I’m seeing readiness and liveness probes fail randomly on a GKE cluster. It happens almost everyday for deployed pods but under no specific condition.

Here’s the the error message for the failed probes:

Liveness probe failed: rpc error: code = 2 desc = oci runtime error: exec failed: container_linux.go:247: starting container process caused "process_linux.go:87: adding pid 1523879 to cgroups caused \"failed to write 1523879 to cgroup.procs: write /sys/fs/cgroup/cpu,cpuacct/kubepods/besteffort/pod2e7c2d61-ecba-11e8-87ce-42010aa40071/c0da6a7b84c1cd7b48080128f0581f51207e61473e9287769d3825f974537032/cgroup.procs: invalid argument\""
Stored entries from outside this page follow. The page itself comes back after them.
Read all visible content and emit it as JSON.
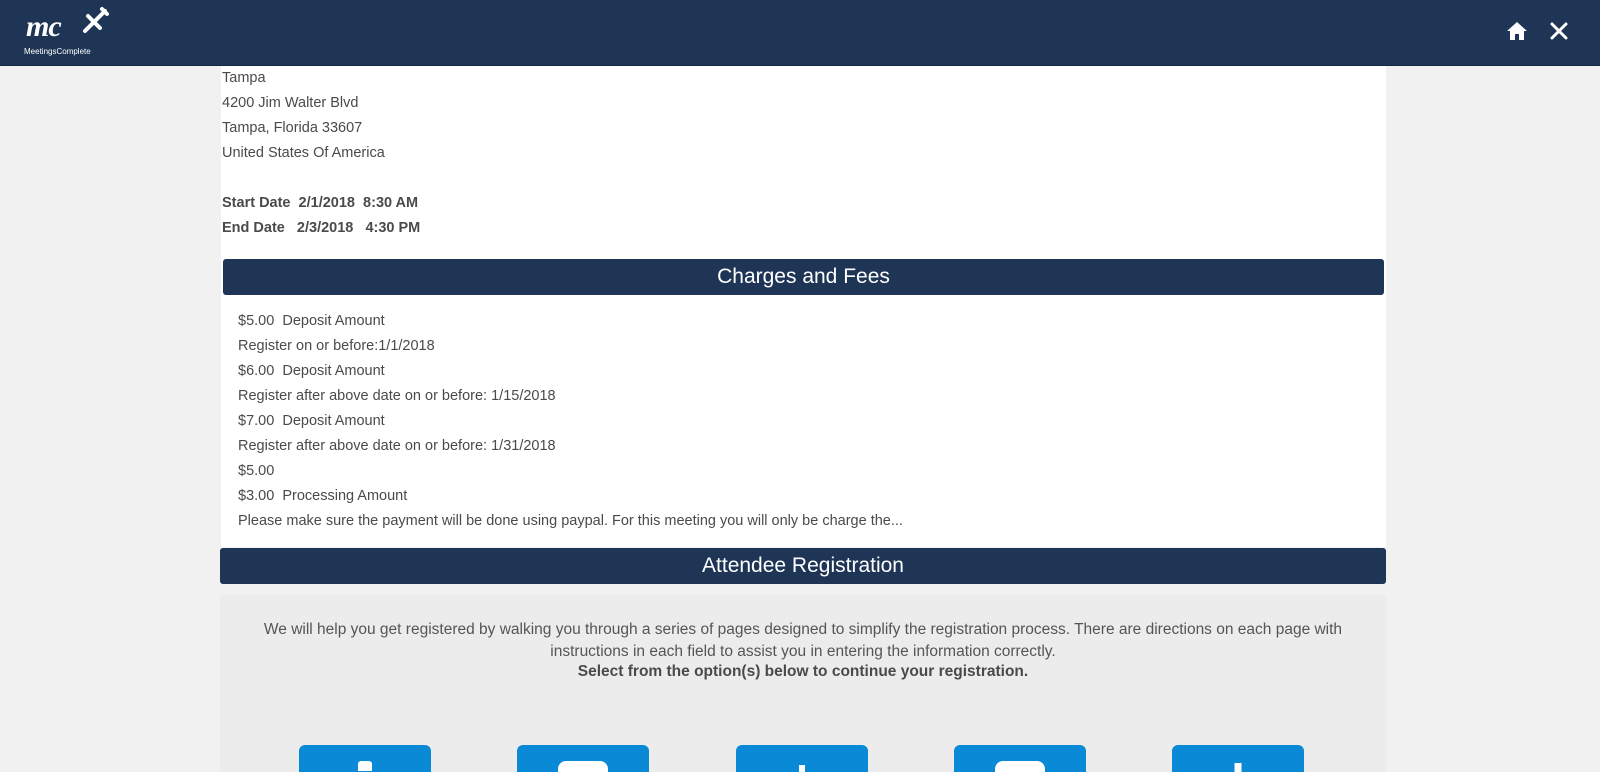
{
  "header": {
    "logo_text": "mc",
    "logo_brand": "MeetingsComplete",
    "icons": [
      "home-icon",
      "close-icon"
    ]
  },
  "location": {
    "lines": [
      "Tampa",
      "4200 Jim Walter Blvd",
      "Tampa, Florida 33607",
      "United States Of America"
    ],
    "start": "Start Date  2/1/2018  8:30 AM",
    "end": "End Date   2/3/2018   4:30 PM"
  },
  "charges": {
    "title": "Charges and Fees",
    "lines": [
      "$5.00  Deposit Amount",
      "Register on or before:1/1/2018",
      "$6.00  Deposit Amount",
      "Register after above date on or before: 1/15/2018",
      "$7.00  Deposit Amount",
      "Register after above date on or before: 1/31/2018",
      "$5.00",
      "$3.00  Processing Amount",
      "Please make sure the payment will be done using paypal. For this meeting you will only be charge the..."
    ]
  },
  "registration": {
    "title": "Attendee Registration",
    "intro": "We will help you get registered by walking you through a series of pages designed to simplify the registration process. There are directions on each page with instructions in each field to assist you in entering the information correctly.",
    "prompt": "Select from the option(s) below to continue your registration.",
    "options": [
      "clipboard-icon",
      "card-icon",
      "person-icon",
      "id-card-icon",
      "add-icon"
    ]
  },
  "colors": {
    "header_bg": "#1e3556",
    "button_bg": "#0a8ad6"
  }
}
Almost the same with readiness probes:

Readiness probe failed: rpc error: code = 2 desc = oci runtime error: exec failed: container_linux.go:247: starting container process caused "process_linux.go:87: adding pid 2588835 to cgroups caused \"failed to write 2588835 to cgroup.procs: write /sys/fs/cgroup/cpu,cpuacct/kubepods/burstable/pod2e54f377-ecba-11e8-87ce-42010aa40071/53699bd79a393e6ac2ca887dedb4ca0578a8488e4017132a5807fa15647d1721/cgroup.procs: invalid argument\""

My GKE cluster version is 1.10.9-gke.5. Anybody has the same problem?

Hi, GKE engineer here. We are aware of the issue. This is most likely to be caused by the runc bug, which has been fixed recently. We are working on updating our images to include the fix.

In the meantime, you may want to relax the failure thresholds for your probes to tolerate the flakes.

1 Like

Ok. Thank you.

Also, how can I know that when the images have been fixed? Do I need to upgrade the cluster manually then?

The fix will likely to be included in GKE 1.13. Please check the GKE/COS release note to ensure that before upgrading.

1 Like

The current GKE version until now is 1.11.6-gke.2.
It looks like GKE 1.13 will need a long time to be released.
I wonder why it takes so long for a fix to be included in GKE. Do you have an estimation when GKE 1.13 will be released @yujuhong?